Question

A homogeneous rock layer \( Q \) of density 2600 kg/m³ is lying below homogeneous rock layer P of density 2400 kg/m³. A compressional wave travels from P to Q. On reaching the interface of P and Q, this wave is incident normally and gets reflected and refracted. The velocity of the compressional wave is 2.7 km/s in the rock layer P and 3.5 km/s in layer Q.
The ratio of reflection coefficient to the transmission coefficient at the interface is .......... (rounded off to two decimal places).

Hint:

Reflection and transmission coefficients depend on the acoustic impedance of the two layers.

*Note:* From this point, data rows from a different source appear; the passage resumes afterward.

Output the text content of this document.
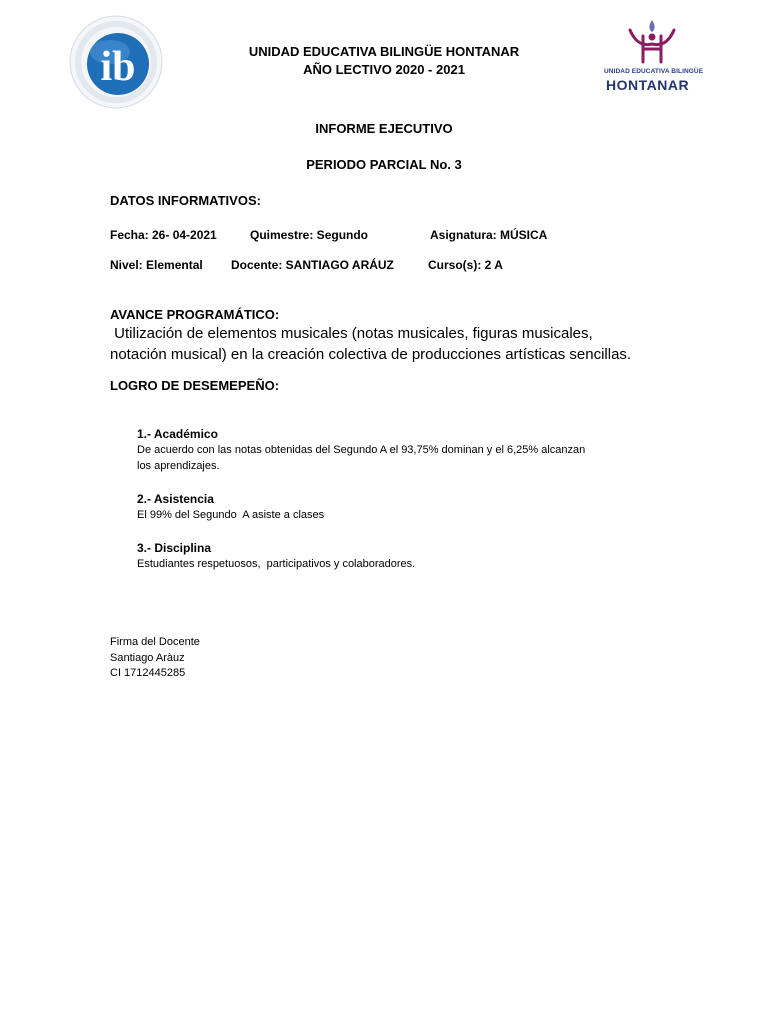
ib	UNIDAD EDUCATIVA BILINGÜE HONTANAR
AÑO LECTIVO 2020 - 2021	UNIDAD EDUCATIVA BILINGÜE
HONTANAR
INFORME EJECUTIVO
PERIODO PARCIAL No. 3
DATOS INFORMATIVOS:
Fecha: 26- 04-2021	Quimestre: Segundo	Asignatura: MÚSICA
Nivel: Elemental Docente: SANTIAGO ARÁUZ	Curso(s): 2 A
AVANCE PROGRAMÁTICO:
Utilización de elementos musicales (notas musicales, figuras musicales,
notación musical) en la creación colectiva de producciones artísticas sencillas.
LOGRO DE DESEMEPEÑO:
1.- Académico
De acuerdo con las notas obtenidas del Segundo A el 93,75% dominan y el 6,25% alcanzan
los aprendizajes.
2.- Asistencia
El 99% del Segundo  A asiste a clases
3.- Disciplina
Estudiantes respetuosos,  participativos y colaboradores.
Firma del Docente
Santiago Aràuz
CI 1712445285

Make sure to use the correct formula and units when calculating these values.

Answer 1

The reflection and transmission coefficients can be calculated using the following formulas:
\[ R = \frac{Z_2 - Z_1}{Z_2 + Z_1}, \quad T = \frac{2 Z_2}{Z_2 + Z_1} \] where: - \( R \) is the reflection coefficient, - \( T \) is the transmission coefficient, - \( Z_1 \) and \( Z_2 \) are the acoustic impedances of layers P and Q, respectively.
The acoustic impedance is given by:
\[ Z = \rho \times V \] where: - \( \rho \) is the density of the material, and - \( V \) is the velocity of the compressional wave in the material.
For layer P:
\[ Z_1 = 2400 \times 2.7 = 6480 \, {kg/m}^2{s} \] For layer Q:
\[ Z_2 = 2600 \times 3.5 = 9100 \, {kg/m}^2{s} \] Now, calculate the reflection and transmission coefficients:
\[ R = \frac{9100 - 6480}{9100 + 6480} = 0.18, \quad T = \frac{2 \times 9100}{9100 + 6480} = 0.82 \] Thus, the ratio of reflection coefficient to transmission coefficient is:
\[ \frac{R}{T} = \frac{0.18}{0.82} = 0.22 \] Therefore, the ratio of reflection coefficient to transmission coefficient is between 0.18 and 0.23.